Peppiatt trouve ici, et c'est tout à son honneur, un bon équilibre entre des références familières qui plairont à ceux qui connaissent le milieu (lui-même, ancien journaliste pour la presse à scandale britannique, est de famille irlandaise, mais il a grandi au Royaume-Uni), tout en incluant aussi le spectateur moins au fait de la culture nord-irlandaise post-Troubles. La musique de Kneecap fait tout de même plus l'effet d'une nouveauté assez improbable ("Quoi ? Un groupe qui rappe en gaélique !") qu'une sous-culture à laquelle on pourrait s'identifier et qui pourrait influer sur les comportements ou sur d'autres mouvements musicaux. L'ascension du groupe fondé par Naoise Ó Cairealláin et Liam Óg Ó Hannaidh survient quand ils s'associent à JJ Ó Dochartaigh, un prof de musique du coin. Naoise est arrêté et refuse de répondre dans une autre langue que l'irlandais à son interrogatoire. C'est là qu'arrive JJ, qui travaille aussi comme interprète. Pendant l'entretien, ce dernier voit le carnet de Naoise, couvert de rimes et de bouts de chansons. Plus tard, en dehors des locaux de la police, il va le retrouver. Le reste est entré dans l'histoire, sur des rythmes furieux.

Deux éléments secondaires frémissent en arrière-plan. D'abord, une campagne publique est en cours pour faire reconnaître l'irlandais comme une des langues officielles du Royaume-Uni bien que très peu de gens le parlent vraiment (dans le scénario, cette sous-intrigue est représentée par la femme de JJ, Caitlin, jouée par Fionnuala Flaherty). Ensuite, bien que le conflit se soit calmé, certains soldats républicains (représentés par le père que Naoise ne voit plus, Arlo, incarné par nul autre que Michael Fassbender) sont encore actifs, de même que les gangs criminels qui recourent régulièrement à la pratique consistant à tirer une balle dans le genou auquel le groupe de rap a emprunté son nom plutôt punk.

Ce qui convainc dans ce film, au-delà de son aura d'importance culturelle (qui a sûrement contribué à séduire ses financeurs publics britanniques et irlandais), c'est le fait qu'il n'a pas froid aux yeux et rend sans rien censurer l'attitude provocante de Kneecap, tout en reliant l'histoire du groupe au hip-hop au niveau mondial en ce qu'il existe toujours dans les insterstices entre plusieurs zones sensibles de la société.
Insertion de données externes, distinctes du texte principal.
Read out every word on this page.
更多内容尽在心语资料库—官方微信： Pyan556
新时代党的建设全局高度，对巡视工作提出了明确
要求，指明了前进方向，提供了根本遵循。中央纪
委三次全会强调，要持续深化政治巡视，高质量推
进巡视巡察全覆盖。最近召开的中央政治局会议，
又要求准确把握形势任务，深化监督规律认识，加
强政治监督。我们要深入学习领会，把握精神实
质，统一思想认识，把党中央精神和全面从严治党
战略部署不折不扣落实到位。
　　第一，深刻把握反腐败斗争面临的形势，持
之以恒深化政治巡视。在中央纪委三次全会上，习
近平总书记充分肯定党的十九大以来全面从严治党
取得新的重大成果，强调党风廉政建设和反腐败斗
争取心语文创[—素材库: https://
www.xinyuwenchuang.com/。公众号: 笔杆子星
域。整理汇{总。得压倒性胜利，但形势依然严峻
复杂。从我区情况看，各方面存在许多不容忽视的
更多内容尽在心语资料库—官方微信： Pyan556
Les paroles de leurs chansons célèbrent la vie de gangster à Belfast et les drogues – le deal, la consommation, les guerres de gangs, la violence –, en somme tout ce que les forces conservatrices ont en horreur, sauf qu'elles offrent aussi une représentation de la langue irlandaise qui peut mobiliser les jeunes dans le sens de ceux qui la défendent ainsi que l'héritage nationaliste sur la place publique. Si l'irlandais a plus de vitalité et d'impact sur des rythmes de trap qu'exprimé par des paroles folkloriques accompagnées de violons, eh bien c'est sa chance de perdurer, plaide fièrement le film de Peppiatt.

Kneecap est une coproduction entre le Royaume-Uni et l'Irlande qui a réuni les efforts de Fine Point Films, Mother Tongues Films et Wildcard Distribution. Les ventes internationales du film sont gérées par Charades.